SELFIE DI LUCA ATTANASIO E LA MOGLIE
Attanasio prima aveva lavorato due anni alla McKinsey, poi ha scelto la carriera che aveva sempre sognato, quella diplomatica. «Ci conoscevamo dai tempi dell'oratorio di cui gli piaceva tutto tranne che giocare a pallone, l'unica cosa che non è mai riuscito a fare bene. Ma la sua vera passione era il prossimo. Attenzione: era buono, non buonista. Non si limitava all'empatia, passava ai fatti. Aveva delle idee ed era anche capace di realizzarle». Fino a rischiare? «Non credo sia mai stato imprudente. Era sempre consapevole di quel che faceva».
luca attanasio ambasciatore ucciso
Una vita glocal, la sua. Il mal d'Africa l'aveva colpito fin dai tempi in cui era console a Casablanca, dove aveva incontrato Zakia. Poi l'aveva accompagnato in Nigeria. Lì non si trovava bene, «posso uscire solo in certi orari, e sempre scortato», raccontava. Infine era approdato in Congo, certo non una sede da diplomatici di lusso. Ma allo stesso tempo non dimenticava le radici, questo pezzo d'Italia magari anonimo ma di antica civiltà.

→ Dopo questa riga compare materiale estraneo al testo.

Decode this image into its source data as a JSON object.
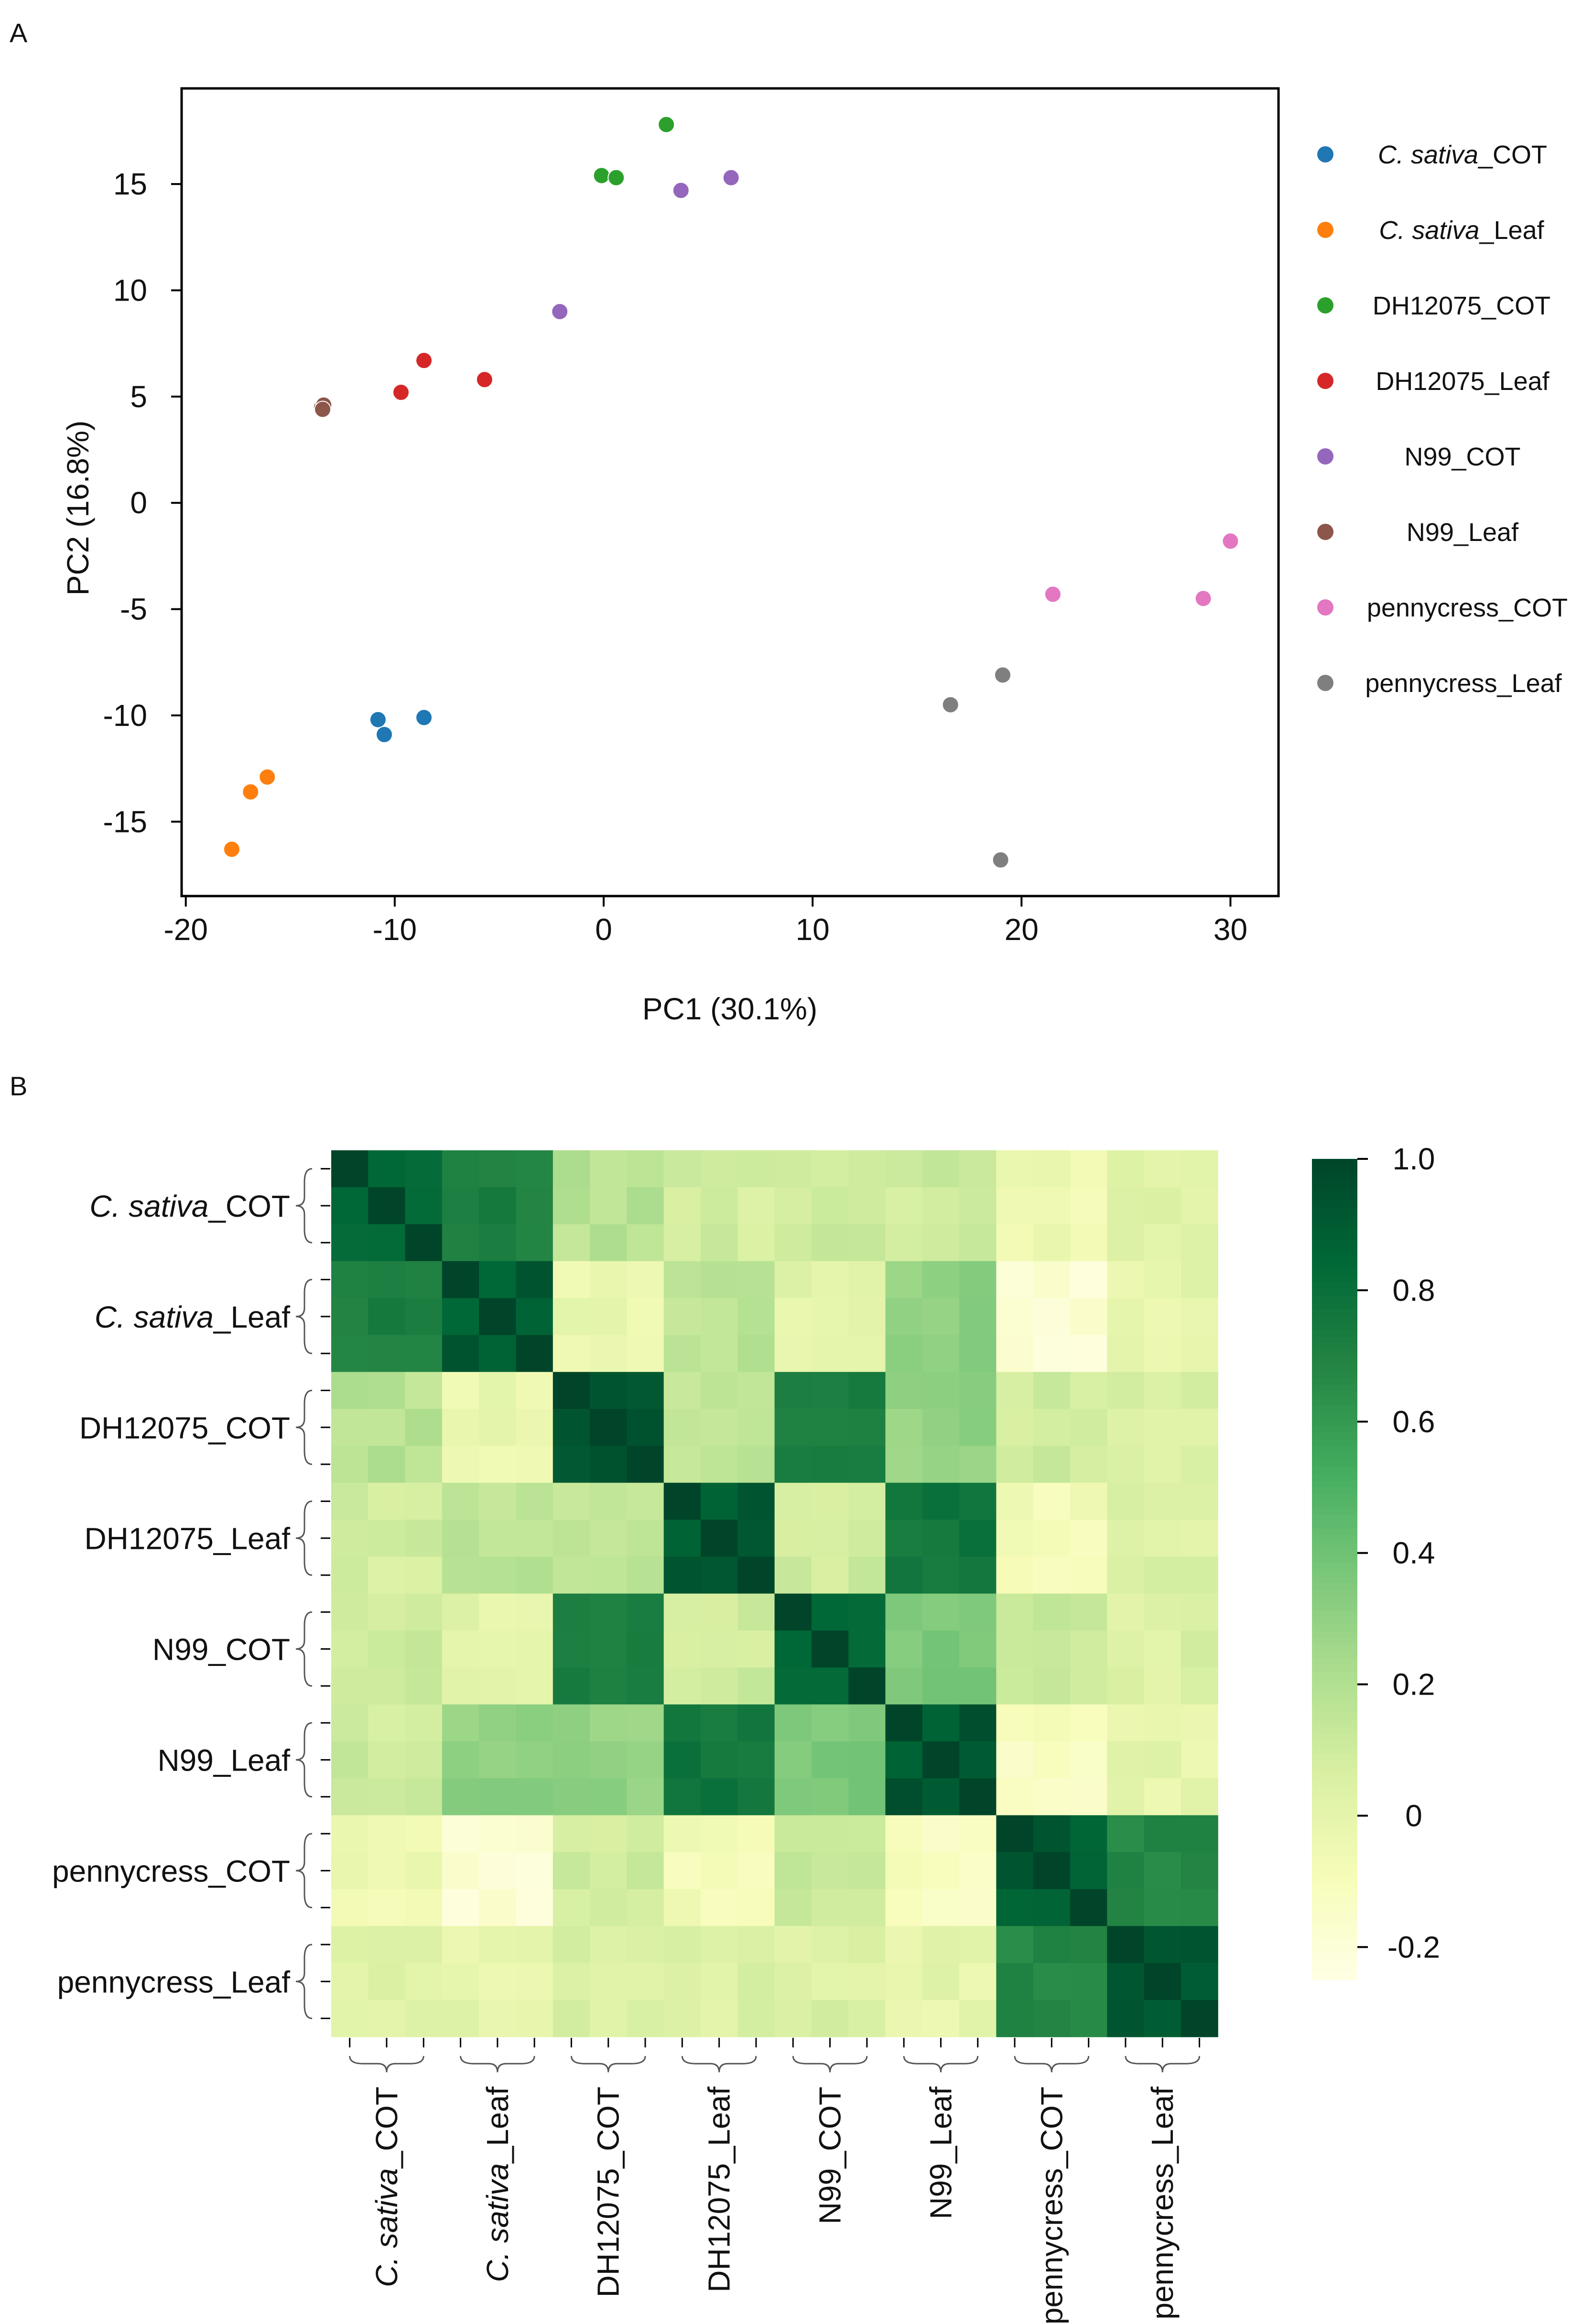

Il sindaco, Antonio Romeo, è nel suo ufficio, affranto. «Mi ha mandato l'ultimo messaggio venerdì. Era felice perché il Comune era finalmente riuscito ad acquistare una villa storica per farci il Centro culturale. "Era il nostro sogno", scriveva».
L'ambasciatore con la faccia da ragazzino dimostrava meno dei suoi 43 anni anche perché metteva la cravatta solo quando era necessario. Era impegnato in progetti di cooperazione internazionale concreti, non chiacchiere e distintivi.
Per questo, l'anno scorso avevano attribuito a lui e alla moglie il premio Nassiriya per la pace. Il suo discorso suona come un testamento, o una premonizione: «Il ruolo dell'ambasciata è innanzitutto quello di stare vicino agli italiani, ma anche di contribuire al raggiungimento della pace. La nostra è una missione, a volte anche pericolosa, ma abbiamo il dovere di dare l'esempio».
Racconta l'ex sindaco Raffaele De Luca, amico di famiglia: «Era in Congo da tre anni e mezzo, la regola è quattro, quindi si chiedeva già se gli avrebbero dato un'altra sede o richiamato a Roma. Ma avrebbe fatto bene ovunque».
Davanti al Municipio le bandiere sono a mezz'asta. In attesa del lutto cittadino si è già deciso di dedicare a Luca Attanasio il Centro culturale. Seduta a un tavolino del «Petit bistrot», davanti al Comune, una sua coetanea non riesce ancora a crederci: «Era una bella persona». E si capisce che è proprio così.